Eighty-six weekend flights cancelled and a major setback for Copenhagen's artificial peninsula project are among the top headlines in Denmark this Tuesday.

Today in Denmark: A roundup of the news on Tuesday

Cancelled flights reflect dire staff shortage 

This past weekend, 86 flights to and from Danish airports were cancelled, according to Danish airline news outlet Check-in.

By their calculations, that meant that 10,000-12,000 passengers were left at the gates. Half of the cancellations were by the beleaguered SAS, which nixed 42 flights in and out of Copenhagen alone. 

“We currently have high sickness absence, [technology issues and a late flight from a partner airline, ed.] and we already have a tight staffing situation, Alexandra Lindgren Kaoukji, SAS spokesperson in Denmark, told Check-in.  

READ ALSO: What are your rights if your flight is cancelled in Denmark? 

New Herlufsholm chairman: culture creates ‘problems for the weak,’ while ‘the strong’ manage

The latest wrinkle in the Herlufsholm scandal is the appointment of Jon Stokholm, former Danish Supreme Court Justice, as chairman of the board. 

The 71-year-old told newswire Ritzau that he believes Herlufsholm’s emphasis on individualism was where the school went wrong. 

“Such a culture creates problems for the weak,” Stokholm said. “The strong will cope.” (This seems an unusual way to describe students at a school struggling with bullying.) 

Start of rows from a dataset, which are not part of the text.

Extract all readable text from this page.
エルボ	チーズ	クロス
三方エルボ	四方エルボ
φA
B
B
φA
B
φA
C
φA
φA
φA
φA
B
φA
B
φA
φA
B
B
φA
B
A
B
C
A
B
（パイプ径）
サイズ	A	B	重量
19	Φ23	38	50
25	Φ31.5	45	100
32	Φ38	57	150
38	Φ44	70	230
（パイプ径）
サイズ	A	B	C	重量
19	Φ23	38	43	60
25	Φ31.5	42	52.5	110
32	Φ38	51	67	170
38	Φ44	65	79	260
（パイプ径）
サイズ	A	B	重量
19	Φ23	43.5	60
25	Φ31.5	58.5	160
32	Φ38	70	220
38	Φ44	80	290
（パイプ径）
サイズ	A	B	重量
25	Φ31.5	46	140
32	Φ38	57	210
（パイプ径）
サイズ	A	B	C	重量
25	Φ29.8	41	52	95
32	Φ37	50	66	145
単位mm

READ ALSO: Danish royal children withdrawn from controversial boarding school 

Artificial peninsula project Lynetteholm faces major setback 

Copenhagen’s dreams for a self-financing Lynetteholm, the new Copenhagen district to be built on a manmade peninsula in the harbour, have shattered like a ‘broken Kinder egg,”  mayor Sophie Hæstorp Andersen told broadcaster DR

New number-crunching by the ministry of transportation reveals that the profits from selling plots of land on future Lynetteholm, which promised to fund the creation of a metro connection and an eastern road ring, are likely to fall far short of that figure. 

The project was designed to solve three problems in one fell swoop — its creators say Lynetteholm will ameliorate the Copenhagen housing shortage, reduce congestion in the rest of the city and protect the mainland from storm surges in the face of climate change. 

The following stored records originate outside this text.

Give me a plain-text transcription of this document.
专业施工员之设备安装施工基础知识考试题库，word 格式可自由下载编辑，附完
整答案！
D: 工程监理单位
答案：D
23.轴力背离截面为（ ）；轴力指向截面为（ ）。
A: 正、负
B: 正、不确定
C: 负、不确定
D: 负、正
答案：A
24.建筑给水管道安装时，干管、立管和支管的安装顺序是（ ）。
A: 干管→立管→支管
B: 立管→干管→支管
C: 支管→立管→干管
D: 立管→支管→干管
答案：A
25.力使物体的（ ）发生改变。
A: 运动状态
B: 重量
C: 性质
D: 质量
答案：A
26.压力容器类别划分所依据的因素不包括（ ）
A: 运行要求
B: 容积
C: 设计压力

READ ALSO: Danish parliament gives go ahead to giant artificial island off Copenhagen

Pollution linked to 10 percent of Europe’s cancer cases 

The European Environment Agency released a report today that concludes more than 10 percent of all cancer cases in Europe are preventable — because they can be tied to pollution. 

“Together, exposure to air pollution, carcinogenic chemicals, radon, UV radiation and passive smoking can account for over ten percent of the cancer burden in Europe,” the EEA wrote in a statement. 

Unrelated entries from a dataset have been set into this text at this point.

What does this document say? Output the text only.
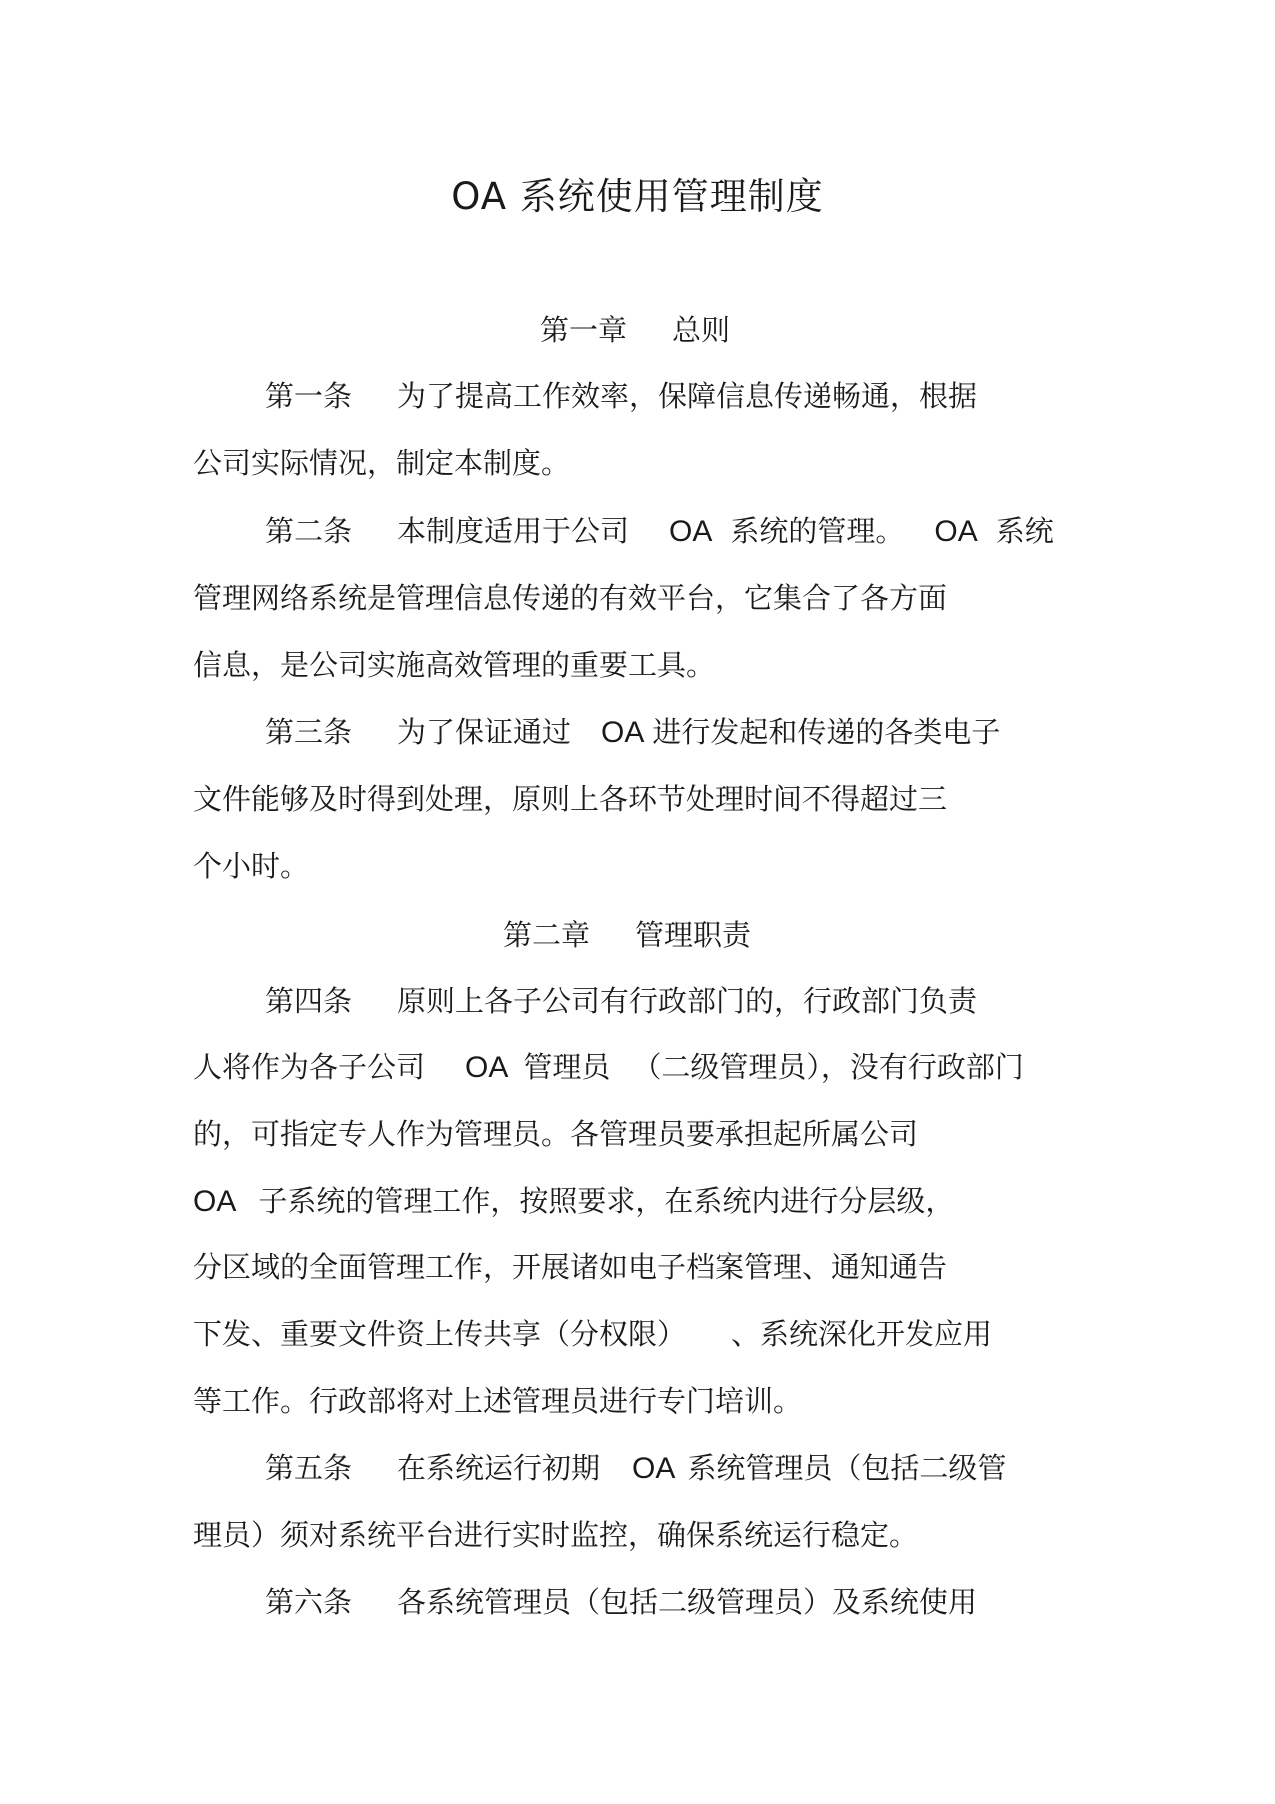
OA 系统使用管理制度
第一章 总则
第一条 为了提高工作效率，保障信息传递畅通，根据
公司实际情况，制定本制度。
第二条 本制度适用于公司 OA 系统的管理。 OA 系统
管理网络系统是管理信息传递的有效平台，它集合了各方面
信息，是公司实施高效管理的重要工具。
第三条 为了保证通过 OA 进行发起和传递的各类电子
文件能够及时得到处理，原则上各环节处理时间不得超过三
个小时。
第二章 管理职责
第四条 原则上各子公司有行政部门的，行政部门负责
人将作为各子公司 OA 管理员 （二级管理员），没有行政部门
的，可指定专人作为管理员。各管理员要承担起所属公司
OA 子系统的管理工作，按照要求，在系统内进行分层级，
分区域的全面管理工作，开展诸如电子档案管理、通知通告
下发、重要文件资上传共享（分权限） 、系统深化开发应用
等工作。行政部将对上述管理员进行专门培训。
第五条 在系统运行初期 OA 系统管理员（包括二级管
理员）须对系统平台进行实时监控，确保系统运行稳定。
第六条 各系统管理员（包括二级管理员）及系统使用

Cancer cases due to exposure to radiation or chemical carcinogens can be reduced to “an almost insignificant level,” environment and health expert at the EEA Gerardo Sanchez told reporters last week. 

Of special interest to Danes, who sometimes eschew sunscreen during the summer months, should be the EEA’s calculation that four percent of European cancer cases are linked to natural UV radiation from the sun.